- Nonfarm payrolls increased by 263,000 for the month, short of the Dow Jones estimate of 275,000.
- The unemployment rate was 3.5%, down 0.2 percentage points as the labor force participation rate edged lower.
- Average hourly earnings rose 5% from a year ago, slightly below the estimate.
- Leisure and hospitality, health care, and business and professional services led sector gainers.
Job growth fell just short of expectations in September and the unemployment rate declined despite efforts by the Federal Reserve to slow the economy, the Labor Department reported Friday.
Nonfarm payrolls increased by 263,000 for the month, compared with the Dow Jones estimate of 275,000.
The unemployment rate was 3.5% versus the forecast of 3.7% as the labor force participation rate edged lower to 62.3% and the size of the labor force decreased by 57,000. A more encompassing measure that includes discouraged workers and those holding part-time jobs for economic reasons saw an even sharper decline, to 6.7% from 7%.
September’s payroll figure marked a deceleration from the 315,000 gain in August and tied for the lowest monthly increase since April 2021.
“Depending on your view of optimism vs. pessimism, on the economy, there’s a little bit of something for everyone in this report,” said Liz Ann Sonders, chief investment strategist at Charles Schwab. “Obviously, the market is not happy, but the market is not happy in general these days.”
Stock market futures moved lower after the release while government bond yields rose. Investors were looking at the numbers for an indication of how the Federal Reserve will react as it tries to tamp down inflation.
“This puts the nail in the coffin for another 75 [basis point rate increase] in November,” said Jeffrey Roach, chief economist at LPL Financial. A basis point is 0.01 percentage point.
In the closely watched wage numbers, average hourly earnings rose 0.3% on the month, in line with estimates, and 5% from a year ago, an increase that is still well above the pre-pandemic norm but 0.1 percentage point below the forecast.
From a sector view, leisure and hospitality led the gains with an increase of 83,000, a rise that still left the industry 1.1 million jobs short of its February 2020 pre-pandemic levels.
Elsewhere, health care added 60,000, professional and business services rose 46,000 and manufacturing contributed 22,000. Construction was up 19,000 and wholesale trade climbed by 11,000.
A drop of 25,000 in government jobs was a big contributor to the report missing expectations. Hiring at the state and local level is highly seasonal, so the decline points to a report that otherwise was largely in line with expectations and shows a resilient jobs market.
Also on the negative side, financial activities and transportation and warehousing both saw losses of 8,000 jobs.
The report “really just shows that the consumer and corporate side have been very resilient despite the headwinds of the Russia-Ukraine war, rising interest rates, and slowing housing market,” Roach said. “It could add to the story of a soft landing [for the economy] that for a while seemed fairly elusive.”
The report comes amid a monthslong Fed effort to bring down inflation running near its highest annual rate in more than 40 years. The central bank has raised rates five times this year for a total of 3 percentage points and is expected to continue hiking through at least the end of the year.

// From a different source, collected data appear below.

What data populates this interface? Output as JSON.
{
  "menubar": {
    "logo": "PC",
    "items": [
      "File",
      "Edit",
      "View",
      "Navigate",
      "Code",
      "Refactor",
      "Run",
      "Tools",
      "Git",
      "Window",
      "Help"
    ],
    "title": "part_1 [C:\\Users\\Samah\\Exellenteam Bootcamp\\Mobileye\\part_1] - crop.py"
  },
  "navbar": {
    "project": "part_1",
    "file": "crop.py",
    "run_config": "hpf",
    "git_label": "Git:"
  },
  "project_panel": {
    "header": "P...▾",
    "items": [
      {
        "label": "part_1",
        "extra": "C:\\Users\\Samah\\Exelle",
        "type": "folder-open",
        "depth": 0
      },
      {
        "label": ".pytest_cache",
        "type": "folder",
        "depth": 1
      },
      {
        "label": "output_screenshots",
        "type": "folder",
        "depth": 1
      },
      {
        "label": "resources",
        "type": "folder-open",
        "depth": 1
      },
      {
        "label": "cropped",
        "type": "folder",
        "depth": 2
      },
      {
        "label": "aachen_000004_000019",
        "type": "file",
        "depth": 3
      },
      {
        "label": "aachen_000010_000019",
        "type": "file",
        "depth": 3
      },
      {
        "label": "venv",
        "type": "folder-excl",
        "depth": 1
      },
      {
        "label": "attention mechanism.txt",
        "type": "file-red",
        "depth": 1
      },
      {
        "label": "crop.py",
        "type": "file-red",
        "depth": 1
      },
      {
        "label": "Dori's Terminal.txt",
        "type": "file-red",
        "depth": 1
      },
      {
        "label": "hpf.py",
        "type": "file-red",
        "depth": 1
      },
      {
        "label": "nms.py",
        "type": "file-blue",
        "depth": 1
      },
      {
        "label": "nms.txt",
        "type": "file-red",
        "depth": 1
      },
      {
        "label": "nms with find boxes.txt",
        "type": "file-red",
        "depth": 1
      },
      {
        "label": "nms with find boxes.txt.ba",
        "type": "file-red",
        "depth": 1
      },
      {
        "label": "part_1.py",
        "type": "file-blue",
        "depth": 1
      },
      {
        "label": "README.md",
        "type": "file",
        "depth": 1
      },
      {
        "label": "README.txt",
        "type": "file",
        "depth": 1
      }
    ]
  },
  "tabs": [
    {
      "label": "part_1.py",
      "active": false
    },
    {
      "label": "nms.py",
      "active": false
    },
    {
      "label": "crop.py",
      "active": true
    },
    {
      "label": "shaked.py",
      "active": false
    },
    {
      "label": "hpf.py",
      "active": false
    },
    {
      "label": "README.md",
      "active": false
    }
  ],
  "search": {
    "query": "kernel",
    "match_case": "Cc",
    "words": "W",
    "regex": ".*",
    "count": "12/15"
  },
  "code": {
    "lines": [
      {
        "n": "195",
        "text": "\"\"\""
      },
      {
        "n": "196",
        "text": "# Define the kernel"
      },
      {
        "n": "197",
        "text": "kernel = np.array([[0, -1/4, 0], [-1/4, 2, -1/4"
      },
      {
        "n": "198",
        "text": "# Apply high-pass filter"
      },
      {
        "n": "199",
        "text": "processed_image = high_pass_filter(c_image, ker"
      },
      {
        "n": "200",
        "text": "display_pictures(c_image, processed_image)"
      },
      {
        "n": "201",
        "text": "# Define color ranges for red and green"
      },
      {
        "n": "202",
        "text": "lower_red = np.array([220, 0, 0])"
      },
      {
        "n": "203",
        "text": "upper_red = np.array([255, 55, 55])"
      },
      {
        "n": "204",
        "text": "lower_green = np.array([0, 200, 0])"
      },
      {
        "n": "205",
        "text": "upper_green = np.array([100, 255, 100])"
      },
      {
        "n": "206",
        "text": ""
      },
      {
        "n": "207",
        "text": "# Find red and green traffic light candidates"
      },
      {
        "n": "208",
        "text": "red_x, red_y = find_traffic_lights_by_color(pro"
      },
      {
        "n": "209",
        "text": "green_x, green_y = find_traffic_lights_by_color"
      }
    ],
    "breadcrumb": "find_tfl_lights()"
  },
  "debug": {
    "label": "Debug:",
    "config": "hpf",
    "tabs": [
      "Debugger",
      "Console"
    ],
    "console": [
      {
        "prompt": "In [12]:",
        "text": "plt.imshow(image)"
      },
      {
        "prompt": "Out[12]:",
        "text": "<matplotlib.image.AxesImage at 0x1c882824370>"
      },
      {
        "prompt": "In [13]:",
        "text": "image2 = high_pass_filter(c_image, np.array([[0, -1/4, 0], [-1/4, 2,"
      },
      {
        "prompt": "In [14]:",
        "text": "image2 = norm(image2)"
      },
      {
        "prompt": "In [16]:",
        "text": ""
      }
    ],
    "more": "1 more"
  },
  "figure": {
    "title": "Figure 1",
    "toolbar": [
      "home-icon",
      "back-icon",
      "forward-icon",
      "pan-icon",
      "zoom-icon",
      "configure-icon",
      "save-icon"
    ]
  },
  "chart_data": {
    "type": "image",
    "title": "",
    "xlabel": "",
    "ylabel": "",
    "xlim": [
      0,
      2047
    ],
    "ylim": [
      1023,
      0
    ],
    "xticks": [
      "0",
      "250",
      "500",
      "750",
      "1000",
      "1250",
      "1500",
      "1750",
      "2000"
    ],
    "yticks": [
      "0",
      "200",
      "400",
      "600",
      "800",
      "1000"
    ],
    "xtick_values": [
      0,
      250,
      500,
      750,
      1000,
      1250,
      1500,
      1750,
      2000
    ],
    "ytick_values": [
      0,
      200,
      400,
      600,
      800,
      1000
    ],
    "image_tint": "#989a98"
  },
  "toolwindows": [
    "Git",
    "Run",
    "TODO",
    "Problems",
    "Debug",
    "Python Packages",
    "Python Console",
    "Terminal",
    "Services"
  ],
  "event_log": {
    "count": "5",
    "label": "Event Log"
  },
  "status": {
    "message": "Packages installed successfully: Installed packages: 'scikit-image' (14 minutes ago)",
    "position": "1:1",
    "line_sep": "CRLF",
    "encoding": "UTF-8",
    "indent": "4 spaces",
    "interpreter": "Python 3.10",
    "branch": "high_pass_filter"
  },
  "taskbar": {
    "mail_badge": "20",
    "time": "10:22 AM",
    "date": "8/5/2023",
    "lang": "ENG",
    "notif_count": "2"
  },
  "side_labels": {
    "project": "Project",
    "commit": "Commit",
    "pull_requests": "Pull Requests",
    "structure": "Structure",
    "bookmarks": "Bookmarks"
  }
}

Despite the increases, job growth had remained relatively strong as companies face a massive mismatch between supply and demand that has left about 1.7 job openings for every available worker. That in turn has helped drive up wages, though the increase in average hourly earnings has fallen well short of the inflation rate, which most recently was at 8.3%.

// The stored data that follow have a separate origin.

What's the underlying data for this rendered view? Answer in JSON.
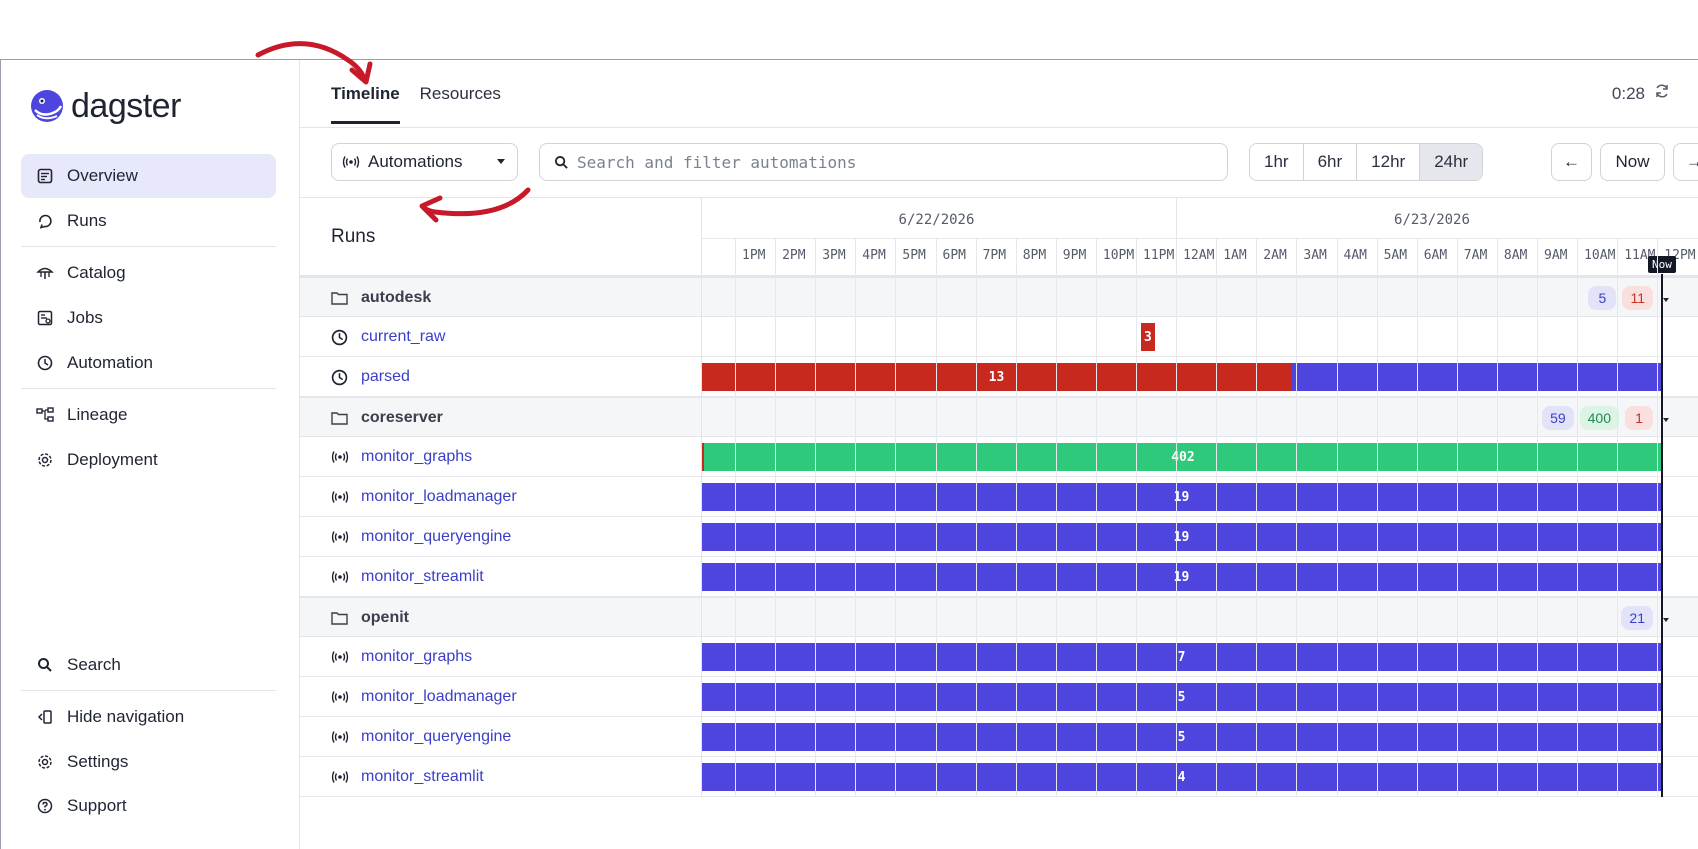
{
  "app": {
    "name": "dagster"
  },
  "sidebar": {
    "items": [
      {
        "label": "Overview",
        "icon": "overview-icon",
        "active": true
      },
      {
        "label": "Runs",
        "icon": "runs-icon"
      },
      {
        "label": "Catalog",
        "icon": "catalog-icon"
      },
      {
        "label": "Jobs",
        "icon": "jobs-icon"
      },
      {
        "label": "Automation",
        "icon": "clock-icon"
      },
      {
        "label": "Lineage",
        "icon": "lineage-icon"
      },
      {
        "label": "Deployment",
        "icon": "gear-icon"
      }
    ],
    "bottom": [
      {
        "label": "Search",
        "icon": "search-icon"
      },
      {
        "label": "Hide navigation",
        "icon": "hide-nav-icon"
      },
      {
        "label": "Settings",
        "icon": "gear-icon"
      },
      {
        "label": "Support",
        "icon": "help-icon"
      }
    ]
  },
  "tabs": [
    {
      "label": "Timeline",
      "active": true
    },
    {
      "label": "Resources",
      "active": false
    }
  ],
  "timer": "0:28",
  "toolbar": {
    "dropdown_label": "Automations",
    "search_placeholder": "Search and filter automations",
    "ranges": [
      {
        "label": "1hr",
        "active": false
      },
      {
        "label": "6hr",
        "active": false
      },
      {
        "label": "12hr",
        "active": false
      },
      {
        "label": "24hr",
        "active": true
      }
    ],
    "prev_label": "←",
    "now_label": "Now",
    "next_label": "→"
  },
  "timeline": {
    "title": "Runs",
    "dates": [
      "6/22/2026",
      "6/23/2026"
    ],
    "hours": [
      "1PM",
      "2PM",
      "3PM",
      "4PM",
      "5PM",
      "6PM",
      "7PM",
      "8PM",
      "9PM",
      "10PM",
      "11PM",
      "12AM",
      "1AM",
      "2AM",
      "3AM",
      "4AM",
      "5AM",
      "6AM",
      "7AM",
      "8AM",
      "9AM",
      "10AM",
      "11AM",
      "12PM"
    ],
    "now_label": "Now",
    "colors": {
      "failed": "#c8291f",
      "running": "#4e45df",
      "success": "#2ec97a"
    },
    "rows": [
      {
        "type": "group",
        "label": "autodesk",
        "badges": [
          {
            "value": "5",
            "kind": "blue"
          },
          {
            "value": "11",
            "kind": "red"
          }
        ]
      },
      {
        "type": "schedule",
        "label": "current_raw",
        "bars": [
          {
            "start": 0.4575,
            "end": 0.4725,
            "value": "3",
            "status": "failed"
          }
        ]
      },
      {
        "type": "schedule",
        "label": "parsed",
        "bars": [
          {
            "start": 0.0,
            "end": 0.615,
            "value": "13",
            "status": "failed"
          },
          {
            "start": 0.615,
            "end": 1.0,
            "value": "",
            "status": "running"
          }
        ]
      },
      {
        "type": "group",
        "label": "coreserver",
        "badges": [
          {
            "value": "59",
            "kind": "blue"
          },
          {
            "value": "400",
            "kind": "green"
          },
          {
            "value": "1",
            "kind": "red"
          }
        ]
      },
      {
        "type": "sensor",
        "label": "monitor_graphs",
        "bars": [
          {
            "start": 0.0,
            "end": 0.003,
            "value": "",
            "status": "failed"
          },
          {
            "start": 0.003,
            "end": 1.0,
            "value": "402",
            "status": "success"
          }
        ]
      },
      {
        "type": "sensor",
        "label": "monitor_loadmanager",
        "bars": [
          {
            "start": 0.0,
            "end": 1.0,
            "value": "19",
            "status": "running"
          }
        ]
      },
      {
        "type": "sensor",
        "label": "monitor_queryengine",
        "bars": [
          {
            "start": 0.0,
            "end": 1.0,
            "value": "19",
            "status": "running"
          }
        ]
      },
      {
        "type": "sensor",
        "label": "monitor_streamlit",
        "bars": [
          {
            "start": 0.0,
            "end": 1.0,
            "value": "19",
            "status": "running"
          }
        ]
      },
      {
        "type": "group",
        "label": "openit",
        "badges": [
          {
            "value": "21",
            "kind": "blue"
          }
        ]
      },
      {
        "type": "sensor",
        "label": "monitor_graphs",
        "bars": [
          {
            "start": 0.0,
            "end": 1.0,
            "value": "7",
            "status": "running"
          }
        ]
      },
      {
        "type": "sensor",
        "label": "monitor_loadmanager",
        "bars": [
          {
            "start": 0.0,
            "end": 1.0,
            "value": "5",
            "status": "running"
          }
        ]
      },
      {
        "type": "sensor",
        "label": "monitor_queryengine",
        "bars": [
          {
            "start": 0.0,
            "end": 1.0,
            "value": "5",
            "status": "running"
          }
        ]
      },
      {
        "type": "sensor",
        "label": "monitor_streamlit",
        "bars": [
          {
            "start": 0.0,
            "end": 1.0,
            "value": "4",
            "status": "running"
          }
        ]
      }
    ]
  }
}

Fed officials including Chairman Jerome Powell have said they expect the rate hikes to inflict “some pain” on the economy. Federal Open Market Committee members in September indicated they expect the unemployment rate to rise to 4.4% in 2023 and hold around that level before dropping down to 4% over the long run.
Markets widely expect the Fed to continue the pace of its rate hikes with another 0.75 percentage point increase in November. Traders assigned an 82% chance of a three-quarter point move following the jobs numbers, and expect another half-point increase in December that would take the federal funds rate to a range of 4.25%-4.5%.